Activists in Syria said the strikes hit two targets, both affiliated with the Lions of the East. One target was a camp for family members of the group, located 10km north of Hadalat, a border camp of about 11,000 people. The second was one of the group's military bases. 

The incident marks the second time Russian warplanes have been implicated in an attack on the desolate far eastern stretch of the Jordanian panhandle.

In June, Russian warplanes unleashed a series of air strikes on fighters from the New Syrian Army, a highly trained US- and British-backed rebel group fighting the Islamic State (IS) militant group at Al Tanf, a strategically vital point in the far eastern desert, near where Jordan, Syria and Iraq converge. 

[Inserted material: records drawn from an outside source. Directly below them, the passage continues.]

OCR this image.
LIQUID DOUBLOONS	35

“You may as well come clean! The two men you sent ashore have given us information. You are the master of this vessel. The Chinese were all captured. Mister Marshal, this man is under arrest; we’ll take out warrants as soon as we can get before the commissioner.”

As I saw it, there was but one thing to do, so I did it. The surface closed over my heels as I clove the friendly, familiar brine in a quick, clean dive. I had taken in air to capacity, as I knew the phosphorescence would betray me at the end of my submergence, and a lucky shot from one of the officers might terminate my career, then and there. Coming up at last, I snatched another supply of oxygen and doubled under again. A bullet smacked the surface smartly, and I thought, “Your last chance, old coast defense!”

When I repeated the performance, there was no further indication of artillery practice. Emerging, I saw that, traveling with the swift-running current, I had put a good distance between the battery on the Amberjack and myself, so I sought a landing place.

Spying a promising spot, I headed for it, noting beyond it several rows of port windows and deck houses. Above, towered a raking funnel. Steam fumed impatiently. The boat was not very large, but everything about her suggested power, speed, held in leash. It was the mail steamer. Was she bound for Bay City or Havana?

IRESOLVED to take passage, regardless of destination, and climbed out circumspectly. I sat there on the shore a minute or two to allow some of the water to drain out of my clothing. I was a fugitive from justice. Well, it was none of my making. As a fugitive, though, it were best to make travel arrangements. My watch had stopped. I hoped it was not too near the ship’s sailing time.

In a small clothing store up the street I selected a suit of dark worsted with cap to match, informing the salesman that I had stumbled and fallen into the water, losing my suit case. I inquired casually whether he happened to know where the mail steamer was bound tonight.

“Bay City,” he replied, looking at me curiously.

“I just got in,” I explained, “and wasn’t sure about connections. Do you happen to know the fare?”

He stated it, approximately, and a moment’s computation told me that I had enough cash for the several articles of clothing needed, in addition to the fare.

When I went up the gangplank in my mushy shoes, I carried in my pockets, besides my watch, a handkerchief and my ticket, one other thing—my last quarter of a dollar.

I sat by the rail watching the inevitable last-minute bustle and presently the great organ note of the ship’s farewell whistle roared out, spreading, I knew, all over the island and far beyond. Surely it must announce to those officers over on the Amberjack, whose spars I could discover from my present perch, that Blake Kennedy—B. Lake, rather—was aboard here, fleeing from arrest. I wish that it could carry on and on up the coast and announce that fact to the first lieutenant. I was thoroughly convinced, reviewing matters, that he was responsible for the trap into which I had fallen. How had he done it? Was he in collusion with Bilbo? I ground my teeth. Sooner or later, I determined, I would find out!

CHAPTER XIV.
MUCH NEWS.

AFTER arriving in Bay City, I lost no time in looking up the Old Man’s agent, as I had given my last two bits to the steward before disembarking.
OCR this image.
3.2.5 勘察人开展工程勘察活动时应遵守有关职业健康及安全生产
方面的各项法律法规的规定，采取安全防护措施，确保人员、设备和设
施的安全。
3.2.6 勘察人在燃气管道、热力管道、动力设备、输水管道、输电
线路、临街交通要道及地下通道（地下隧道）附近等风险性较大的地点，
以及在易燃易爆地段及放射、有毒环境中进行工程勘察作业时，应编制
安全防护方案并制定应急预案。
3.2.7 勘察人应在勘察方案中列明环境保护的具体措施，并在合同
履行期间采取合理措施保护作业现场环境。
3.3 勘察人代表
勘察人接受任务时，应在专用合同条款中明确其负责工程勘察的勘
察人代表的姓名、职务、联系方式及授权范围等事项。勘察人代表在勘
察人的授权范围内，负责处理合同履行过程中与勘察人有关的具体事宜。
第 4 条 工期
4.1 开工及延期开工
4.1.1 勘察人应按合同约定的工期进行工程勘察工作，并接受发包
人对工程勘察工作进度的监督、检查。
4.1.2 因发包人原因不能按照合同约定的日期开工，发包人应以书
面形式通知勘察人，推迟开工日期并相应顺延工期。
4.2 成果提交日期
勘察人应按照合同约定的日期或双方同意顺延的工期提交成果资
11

A diplomatic insider in Jordan told Middle East Eye that the Al Tanf attack was "a message to the coalition to not exclude Russia from operations going north towards the Iran-Syria border".

According to notes from a meeting on Tuesday between Jordanian border guard forces and NGOs, more than 100,000 people have gathered along the far eastern border, most of them at a settlement called Rukban.

Jordan has been wrestling with challenges around how much life-saving aid to offer these people and how to provide it after seven soldiers were killed and 23 injured in a June suicide attack on the border later claimed by IS. 

The Lions of the East are part of the Southern Front FSA alliance, a group that gets weapons, ammunition, uniforms, tacticals and instructions through the Military Operations Centre in Amman.

Spokesman Younes al-Salamah said many of the group's men have been trained in Jordan by American military trainers, a programme separate from the Pentagon's disastrous $500m 'train and equip' scheme, allegedly run covertly through the CIA. 

Jordanian security sources deny any connections between Jordan and the Lions of the East.